I'm looking for counterexamples such that
$f: X \rightarrow Y$ is a continuous closed surjective map with $X$ Hausdorff and $Y$ non-Hausdorff
I know perfect maps preserve Hausdorff property. The only extra assumption that is crucial in the proof is $f^{-1}\{y\}$ is compact for all $y\in Y$. That's why I try to drop this assumption. The closest question I can find is Is Hausdorffness preserved under continuous surjective open mappings?, which almost excites me except for the open. I looked at the answers in it and tried them one by one. Unfortunately, none of them work or can be mimicked. I also tried the quotient map with $Y$ being the "line with infinitely many origins". Also failed. Any hint would be appreciated.
Let $X$ be a Tychonoff ($T_{3\frac12}$) space that is not normal (like the Sorgenfrey plane $\mathbb{S}^2$, e.g.), and let $A$ and $B$ be two disjoint closed sets that cannot be separated by open sets.

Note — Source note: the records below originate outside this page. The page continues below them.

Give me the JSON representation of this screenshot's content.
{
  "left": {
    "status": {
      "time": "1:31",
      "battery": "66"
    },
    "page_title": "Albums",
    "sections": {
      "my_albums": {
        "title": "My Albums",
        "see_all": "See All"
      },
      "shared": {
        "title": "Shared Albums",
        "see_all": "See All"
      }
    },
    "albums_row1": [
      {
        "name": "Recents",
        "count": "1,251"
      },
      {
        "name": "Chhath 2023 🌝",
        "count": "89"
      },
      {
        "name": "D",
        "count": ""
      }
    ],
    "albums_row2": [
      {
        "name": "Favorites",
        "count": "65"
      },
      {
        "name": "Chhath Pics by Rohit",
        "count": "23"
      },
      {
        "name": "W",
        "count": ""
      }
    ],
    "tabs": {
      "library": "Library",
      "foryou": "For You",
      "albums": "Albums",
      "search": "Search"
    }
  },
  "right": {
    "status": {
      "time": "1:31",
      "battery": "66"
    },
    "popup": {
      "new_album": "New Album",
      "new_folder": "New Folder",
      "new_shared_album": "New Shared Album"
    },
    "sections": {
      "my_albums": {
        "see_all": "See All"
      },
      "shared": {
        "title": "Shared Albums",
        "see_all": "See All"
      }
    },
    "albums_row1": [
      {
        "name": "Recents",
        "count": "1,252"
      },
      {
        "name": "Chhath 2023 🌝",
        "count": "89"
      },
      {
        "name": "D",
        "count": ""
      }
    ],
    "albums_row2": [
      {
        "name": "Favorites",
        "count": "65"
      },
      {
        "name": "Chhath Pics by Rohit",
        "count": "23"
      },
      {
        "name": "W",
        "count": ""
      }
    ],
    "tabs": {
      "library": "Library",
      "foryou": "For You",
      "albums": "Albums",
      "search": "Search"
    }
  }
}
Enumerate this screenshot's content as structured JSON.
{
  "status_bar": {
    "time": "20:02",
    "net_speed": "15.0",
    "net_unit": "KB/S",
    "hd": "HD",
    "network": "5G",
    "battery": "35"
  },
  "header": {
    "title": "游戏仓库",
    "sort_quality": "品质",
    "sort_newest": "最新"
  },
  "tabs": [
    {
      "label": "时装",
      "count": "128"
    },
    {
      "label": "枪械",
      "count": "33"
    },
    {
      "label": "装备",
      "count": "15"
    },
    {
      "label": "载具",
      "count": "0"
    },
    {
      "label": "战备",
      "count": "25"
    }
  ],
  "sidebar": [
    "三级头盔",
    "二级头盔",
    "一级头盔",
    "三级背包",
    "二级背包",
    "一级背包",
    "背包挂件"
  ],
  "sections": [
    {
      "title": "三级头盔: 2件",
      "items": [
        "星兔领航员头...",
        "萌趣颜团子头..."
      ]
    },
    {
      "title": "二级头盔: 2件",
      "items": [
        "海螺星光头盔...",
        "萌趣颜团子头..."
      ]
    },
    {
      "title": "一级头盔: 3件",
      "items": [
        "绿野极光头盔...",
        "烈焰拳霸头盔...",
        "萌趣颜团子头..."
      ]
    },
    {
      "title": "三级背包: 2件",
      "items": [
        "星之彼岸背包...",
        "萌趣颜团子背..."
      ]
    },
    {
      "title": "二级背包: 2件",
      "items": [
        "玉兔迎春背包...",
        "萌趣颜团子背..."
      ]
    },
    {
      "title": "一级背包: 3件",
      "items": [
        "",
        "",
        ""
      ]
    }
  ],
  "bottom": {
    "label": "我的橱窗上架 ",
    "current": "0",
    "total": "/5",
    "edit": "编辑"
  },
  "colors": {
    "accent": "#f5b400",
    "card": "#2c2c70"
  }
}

Define an equivalence relation $R$ on $X$ by specifying its classes: $A$, $B$, and $\{x\}, x \notin A \cup B$, and give $Y=X / R$ the quotient topology wrt the canonical map $q: X \to X/R$ sending $x$ to its class in $X/R$.
Then $q$ is a closed continuous surjective map, $X$ is Hausdorff and $Y$ is not, as we cannot separate the points $A$ and $B$ of $X/R$, or their inverse images would have separated $A$ and $B$ which was impossible.
We cannot strengthen the example further, as the closed continuous image of a $T_4$ (normal and $T_1$) space is again $T_4$, so a fortiori Hausdorff.